On the other hand, because of his prowess as a hunter (Genesis 25:27), Esau won his father’s love. Esau took hunting very seriously; one day he returned from a hunt so exhausted and hungry that he believed he was going to pass away. When Jacob begged for his birthright, his hunger and the alluring aroma of the red lentil stew his brother was cooking persuaded him to do so (verses 29–34).
A Bowl for a Birthright
Esau was Isaac’s favorite and was described as “a superb hunter, a man of the open country.” When Esau came home after a hunting trip, he expressed a desire for some of the lentil stew that Jacob was preparing. In exchange for Esau’s birthright, which granted him the particular distinction of being the oldest son and the right to a double portion of his father’s inheritance, Jacob promised to give his brother some stew. Esau gave his birthright to Jacob in order to satisfy his short-term physical demands rather than his God-given blessing (Genesis 25:27-34).
When Esau delivered his meal and Isaac realized Jacob had duped him, Isaac was horrified (Genesis 27:33). Esau began to complain, pleading with his father for a blessing. Isaac could not think of anything to say except that Esau would “throw [Jacob’s] yoke from off your neck” one day. When Esau’s descendants revolted against Jacob’s descendants, this prophecy was fulfilled (2 Kings 8:20). After their father died, Esau became bitter and vowed to kill Jacob (verse 41). When Rebekah learned of the plan, she intervened, telling Jacob to leave.
Many years after the twist and turns in the lives of Jacob and Esau, they found themselves at another crossroads. After living with his in-laws, Jacob decided to return back to his homeland because his relationship with his father-in-law became sour. He then had to face his brother after many years of running away from him. But Jacob was wrong about his brother wanting to kill him for revenge.
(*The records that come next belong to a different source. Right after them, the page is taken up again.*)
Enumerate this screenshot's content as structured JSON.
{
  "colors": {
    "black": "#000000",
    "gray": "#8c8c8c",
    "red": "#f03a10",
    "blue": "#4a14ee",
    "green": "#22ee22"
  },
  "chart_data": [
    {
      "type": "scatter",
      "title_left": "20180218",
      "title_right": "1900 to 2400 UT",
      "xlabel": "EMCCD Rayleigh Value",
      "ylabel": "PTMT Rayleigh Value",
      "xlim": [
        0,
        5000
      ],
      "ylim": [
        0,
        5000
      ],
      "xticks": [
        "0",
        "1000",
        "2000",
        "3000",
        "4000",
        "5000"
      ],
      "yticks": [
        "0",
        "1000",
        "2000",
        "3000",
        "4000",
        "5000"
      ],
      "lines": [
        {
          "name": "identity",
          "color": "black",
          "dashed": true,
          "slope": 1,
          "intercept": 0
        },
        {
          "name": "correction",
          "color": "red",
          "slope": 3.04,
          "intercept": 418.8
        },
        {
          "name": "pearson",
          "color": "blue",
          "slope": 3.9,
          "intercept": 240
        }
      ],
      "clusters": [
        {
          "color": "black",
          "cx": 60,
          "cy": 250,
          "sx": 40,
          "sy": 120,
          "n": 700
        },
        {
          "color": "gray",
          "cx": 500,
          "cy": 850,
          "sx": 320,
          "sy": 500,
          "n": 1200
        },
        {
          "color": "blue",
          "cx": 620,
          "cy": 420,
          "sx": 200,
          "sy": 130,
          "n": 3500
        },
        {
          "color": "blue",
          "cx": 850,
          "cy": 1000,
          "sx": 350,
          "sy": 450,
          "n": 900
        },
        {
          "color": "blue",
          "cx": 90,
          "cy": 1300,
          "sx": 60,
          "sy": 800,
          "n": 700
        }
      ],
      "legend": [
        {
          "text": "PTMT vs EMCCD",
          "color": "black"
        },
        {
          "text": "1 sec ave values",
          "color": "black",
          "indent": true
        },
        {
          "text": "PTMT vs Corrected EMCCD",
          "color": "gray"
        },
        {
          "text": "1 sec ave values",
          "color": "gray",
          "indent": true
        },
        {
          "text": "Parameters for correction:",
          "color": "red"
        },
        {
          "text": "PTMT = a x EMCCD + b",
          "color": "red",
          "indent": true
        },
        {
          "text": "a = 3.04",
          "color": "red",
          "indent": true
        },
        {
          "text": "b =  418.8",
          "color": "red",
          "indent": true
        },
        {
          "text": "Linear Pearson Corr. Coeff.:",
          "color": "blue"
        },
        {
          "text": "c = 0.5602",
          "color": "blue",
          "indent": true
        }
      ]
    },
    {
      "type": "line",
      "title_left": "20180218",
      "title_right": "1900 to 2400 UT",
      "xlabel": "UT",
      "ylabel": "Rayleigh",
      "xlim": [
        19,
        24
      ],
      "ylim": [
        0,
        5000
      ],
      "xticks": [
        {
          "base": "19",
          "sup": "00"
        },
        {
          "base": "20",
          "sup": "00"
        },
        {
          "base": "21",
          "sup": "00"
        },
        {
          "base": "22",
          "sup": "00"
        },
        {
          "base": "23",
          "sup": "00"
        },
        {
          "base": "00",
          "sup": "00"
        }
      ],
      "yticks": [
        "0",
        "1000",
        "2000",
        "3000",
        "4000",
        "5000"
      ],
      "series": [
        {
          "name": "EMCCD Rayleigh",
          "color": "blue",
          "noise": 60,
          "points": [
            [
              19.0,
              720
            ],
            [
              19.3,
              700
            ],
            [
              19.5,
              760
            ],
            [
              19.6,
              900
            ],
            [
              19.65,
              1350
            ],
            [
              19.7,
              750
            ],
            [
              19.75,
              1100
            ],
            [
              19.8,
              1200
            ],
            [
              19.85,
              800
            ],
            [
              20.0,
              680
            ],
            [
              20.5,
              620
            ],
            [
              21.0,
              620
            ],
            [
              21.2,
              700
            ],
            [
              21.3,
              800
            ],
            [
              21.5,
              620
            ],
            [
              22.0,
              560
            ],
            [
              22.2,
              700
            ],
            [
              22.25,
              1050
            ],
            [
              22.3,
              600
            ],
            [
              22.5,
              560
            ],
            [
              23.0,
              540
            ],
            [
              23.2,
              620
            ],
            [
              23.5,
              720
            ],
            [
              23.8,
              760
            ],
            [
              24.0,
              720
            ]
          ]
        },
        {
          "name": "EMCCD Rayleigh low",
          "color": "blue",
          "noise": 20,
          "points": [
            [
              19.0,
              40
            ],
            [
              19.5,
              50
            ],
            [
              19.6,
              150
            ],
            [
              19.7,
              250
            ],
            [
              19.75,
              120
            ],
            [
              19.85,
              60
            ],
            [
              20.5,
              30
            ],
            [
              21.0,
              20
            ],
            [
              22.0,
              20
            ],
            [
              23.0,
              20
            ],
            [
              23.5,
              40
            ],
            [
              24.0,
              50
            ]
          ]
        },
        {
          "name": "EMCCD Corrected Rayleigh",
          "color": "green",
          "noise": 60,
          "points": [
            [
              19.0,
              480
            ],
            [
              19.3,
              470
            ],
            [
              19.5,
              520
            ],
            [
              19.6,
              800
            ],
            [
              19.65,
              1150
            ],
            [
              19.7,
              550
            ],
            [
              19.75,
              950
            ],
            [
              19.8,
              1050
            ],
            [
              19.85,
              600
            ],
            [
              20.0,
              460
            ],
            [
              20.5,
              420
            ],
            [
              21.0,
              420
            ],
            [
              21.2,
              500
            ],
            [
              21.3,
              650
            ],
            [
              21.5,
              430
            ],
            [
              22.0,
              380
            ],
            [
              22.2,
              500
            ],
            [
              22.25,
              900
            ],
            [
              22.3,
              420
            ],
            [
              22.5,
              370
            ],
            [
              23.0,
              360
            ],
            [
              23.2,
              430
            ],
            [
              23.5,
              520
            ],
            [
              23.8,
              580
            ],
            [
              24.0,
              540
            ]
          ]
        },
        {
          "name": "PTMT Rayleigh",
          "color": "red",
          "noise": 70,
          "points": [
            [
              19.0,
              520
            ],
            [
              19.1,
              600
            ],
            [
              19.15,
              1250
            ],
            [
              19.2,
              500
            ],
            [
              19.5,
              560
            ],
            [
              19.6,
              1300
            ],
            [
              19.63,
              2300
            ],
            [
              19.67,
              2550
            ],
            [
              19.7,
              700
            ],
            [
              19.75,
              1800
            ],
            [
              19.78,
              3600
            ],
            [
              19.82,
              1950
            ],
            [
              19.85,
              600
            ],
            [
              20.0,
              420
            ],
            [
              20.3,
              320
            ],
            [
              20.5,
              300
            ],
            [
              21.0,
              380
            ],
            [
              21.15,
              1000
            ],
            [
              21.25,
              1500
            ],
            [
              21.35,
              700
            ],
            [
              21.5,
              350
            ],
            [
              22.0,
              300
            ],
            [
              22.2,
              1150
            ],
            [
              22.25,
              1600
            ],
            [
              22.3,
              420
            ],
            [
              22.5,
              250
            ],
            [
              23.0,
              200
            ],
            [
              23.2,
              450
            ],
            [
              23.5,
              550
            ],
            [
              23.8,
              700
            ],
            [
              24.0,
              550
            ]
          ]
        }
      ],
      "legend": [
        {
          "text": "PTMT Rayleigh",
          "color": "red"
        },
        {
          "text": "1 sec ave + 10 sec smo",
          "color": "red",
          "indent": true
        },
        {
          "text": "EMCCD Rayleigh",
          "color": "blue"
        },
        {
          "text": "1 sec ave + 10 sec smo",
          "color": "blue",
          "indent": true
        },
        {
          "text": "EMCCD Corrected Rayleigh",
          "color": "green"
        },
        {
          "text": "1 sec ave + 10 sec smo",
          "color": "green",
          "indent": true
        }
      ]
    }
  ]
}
It says in Genesis 33:4 “Esau ran to meet Jacob and embraced him; he threw his arms around his neck and kissed him.” But because God had blessed both men with children, possessions, and livestock, the men could not continue to live in the same area, so Esau had to move to the hill country of Seir, south of the Dead Sea.
Blessings and Burdens
The story of Isaac’s sons holds a lot of Biblical teachings on theology, relationship, God’s Will and many other aspects of Christian life. One of the key takeaways from their story is the power of the decisions that people make and how it could affect the lives of the next generation. Both Esau and Jacob’s decision-making reflects the tendencies of people whenever they are faced with difficult situations.
Esau’s decision to sell his birthright is cited in the New Testament as an illustration of ungodliness—a “godless” person will prioritize material pleasures before spiritual ones. Esau teaches us to hold fast to what is genuinely important even if it means ignoring our fleshly appetites by setting a bad example for us.
Jacob and Esau’s tale serves as an example of God’s calling and election in both the Old and New Testaments. Just as God’s call of a person is irrevocable, so is His purpose to bless a person according to his purpose. While it has been widely accepted that calling is only for those who are actively engaged in the ministry, the truth is that every believer has a calling from the Lord that they are to fulfill. Just as God called Jacob to carry the lineage by which He will fulfill His promises, He has powerfully and wisely ordained events in our lives that would bring Him the highest glory.